The number of registrations rose 12 percent in Asia, 9 percent in Europe and 5 percent in the Americas, the Charlottesville, Virginia-based CFA Institute said today in a statement. The first level of the exam is in December and June; the final two levels are administered only in June. Fewer than half the applicants at each level passed last June.
Candidates take the test hoping the certification can lead to better jobs, higher salaries and a deeper understanding of finance. Financial firms worldwide have cut more than 346,000 workers since the credit crisis began in 2007, according to data compiled by Bloomberg. U.S. banks posted their highest profits in two years in the first quarter, the Federal Deposit Insurance Corp. said last month.
“At this time of global economic instability, we believe it is especially important for the investment industry to be led by professionals who put investors’ interests first,” John Rogers, chief executive officer of the CFA Institute, said in the statement. “Finance markets cannot function effectively without ethical behavior, and transparency, and CFA charterholders are integral to this.”
Candidates from 160 countries are scheduled for the three levels of the exam. Forty percent of registrations for the test in June come from Asia, according to the CFA Institute statement. Applications from China climbed 19 percent to 15,700. India had the largest increase, 39 percent to 11,800. The U.S. had the most registrations with 38,200, up 3 percent from a year earlier.

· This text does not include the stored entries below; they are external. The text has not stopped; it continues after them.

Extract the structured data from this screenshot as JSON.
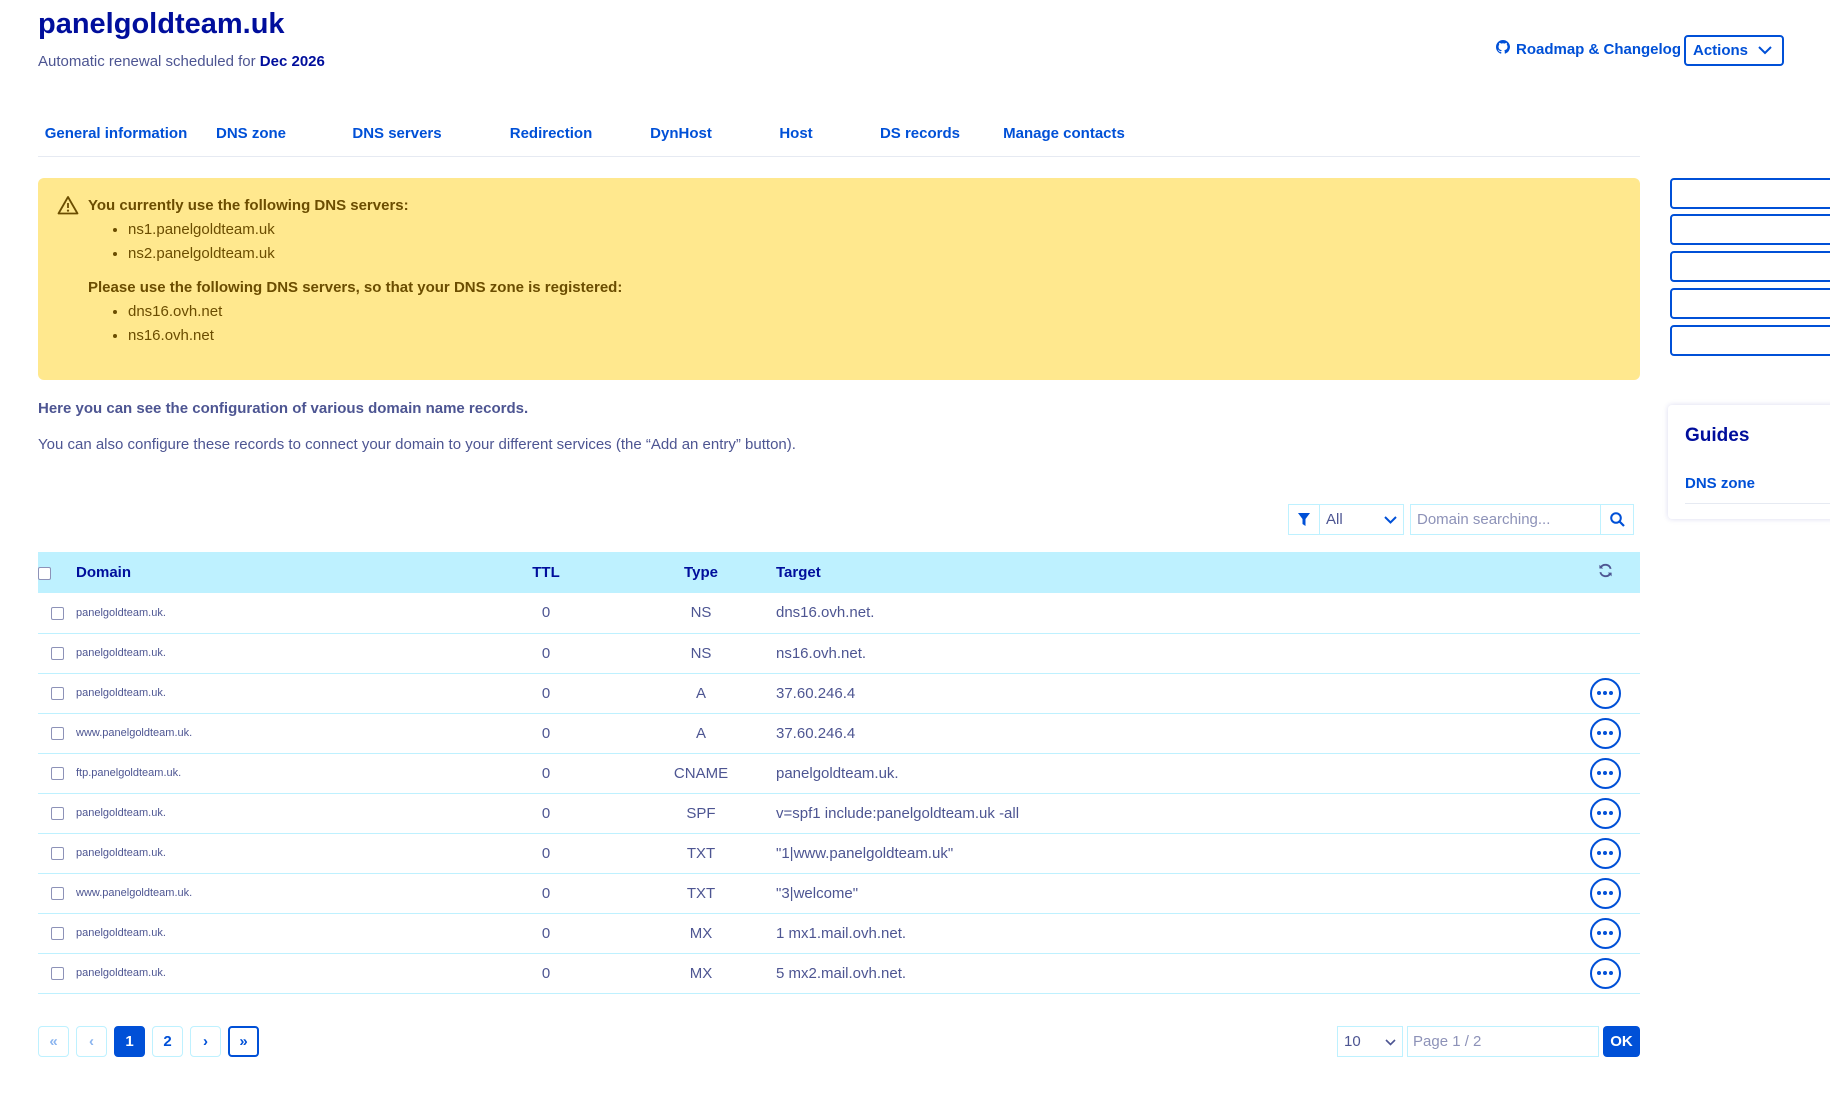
{
  "header": {
    "title": "panelgoldteam.uk",
    "subtitle_prefix": "Automatic renewal scheduled for",
    "renewal_date": "Dec 2026",
    "roadmap_label": "Roadmap & Changelog",
    "actions_label": "Actions"
  },
  "tabs": [
    {
      "label": "General information",
      "active": false
    },
    {
      "label": "DNS zone",
      "active": true
    },
    {
      "label": "DNS servers",
      "active": false
    },
    {
      "label": "Redirection",
      "active": false
    },
    {
      "label": "DynHost",
      "active": false
    },
    {
      "label": "Host",
      "active": false
    },
    {
      "label": "DS records",
      "active": false
    },
    {
      "label": "Manage contacts",
      "active": false
    }
  ],
  "alert": {
    "current_title": "You currently use the following DNS servers:",
    "current_servers": [
      "ns1.panelgoldteam.uk",
      "ns2.panelgoldteam.uk"
    ],
    "required_title": "Please use the following DNS servers, so that your DNS zone is registered:",
    "required_servers": [
      "dns16.ovh.net",
      "ns16.ovh.net"
    ]
  },
  "intro": {
    "bold": "Here you can see the configuration of various domain name records.",
    "text": "You can also configure these records to connect your domain to your different services (the “Add an entry” button)."
  },
  "filter": {
    "selected": "All",
    "search_placeholder": "Domain searching..."
  },
  "table": {
    "columns": {
      "domain": "Domain",
      "ttl": "TTL",
      "type": "Type",
      "target": "Target"
    },
    "rows": [
      {
        "domain": "panelgoldteam.uk.",
        "ttl": "0",
        "type": "NS",
        "target": "dns16.ovh.net.",
        "has_actions": false
      },
      {
        "domain": "panelgoldteam.uk.",
        "ttl": "0",
        "type": "NS",
        "target": "ns16.ovh.net.",
        "has_actions": false
      },
      {
        "domain": "panelgoldteam.uk.",
        "ttl": "0",
        "type": "A",
        "target": "37.60.246.4",
        "has_actions": true
      },
      {
        "domain": "www.panelgoldteam.uk.",
        "ttl": "0",
        "type": "A",
        "target": "37.60.246.4",
        "has_actions": true
      },
      {
        "domain": "ftp.panelgoldteam.uk.",
        "ttl": "0",
        "type": "CNAME",
        "target": "panelgoldteam.uk.",
        "has_actions": true
      },
      {
        "domain": "panelgoldteam.uk.",
        "ttl": "0",
        "type": "SPF",
        "target": "v=spf1 include:panelgoldteam.uk -all",
        "has_actions": true
      },
      {
        "domain": "panelgoldteam.uk.",
        "ttl": "0",
        "type": "TXT",
        "target": "\"1|www.panelgoldteam.uk\"",
        "has_actions": true
      },
      {
        "domain": "www.panelgoldteam.uk.",
        "ttl": "0",
        "type": "TXT",
        "target": "\"3|welcome\"",
        "has_actions": true
      },
      {
        "domain": "panelgoldteam.uk.",
        "ttl": "0",
        "type": "MX",
        "target": "1 mx1.mail.ovh.net.",
        "has_actions": true
      },
      {
        "domain": "panelgoldteam.uk.",
        "ttl": "0",
        "type": "MX",
        "target": "5 mx2.mail.ovh.net.",
        "has_actions": true
      }
    ]
  },
  "pagination": {
    "first_symbol": "«",
    "prev_symbol": "‹",
    "pages": [
      "1",
      "2"
    ],
    "current_page": "1",
    "next_symbol": "›",
    "last_symbol": "»",
    "page_size": "10",
    "page_placeholder": "Page 1 / 2",
    "ok_label": "OK"
  },
  "guides": {
    "title": "Guides",
    "link": "DNS zone"
  },
  "colors": {
    "primary": "#0050d7",
    "heading": "#000e9c",
    "text": "#4d5592",
    "alert_bg": "#ffe88e",
    "table_header_bg": "#bef1ff"
  }
}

There are about 88,700 CFA charter holders globally, according to the organization’s website. The not-for-profit CFA Institute said candidates spend an average of 300 hours studying for each phase of the test. Topics range from ethical standards and securities valuation to financial statement analysis and portfolio management. Completing all three levels costs about $2,500 and takes an average of four years.
The CFA program started in 1963 and stems in part from Benjamin Graham, a pioneer of value investing who mentored Warren Buffett and advocated a rating system for financial analysts.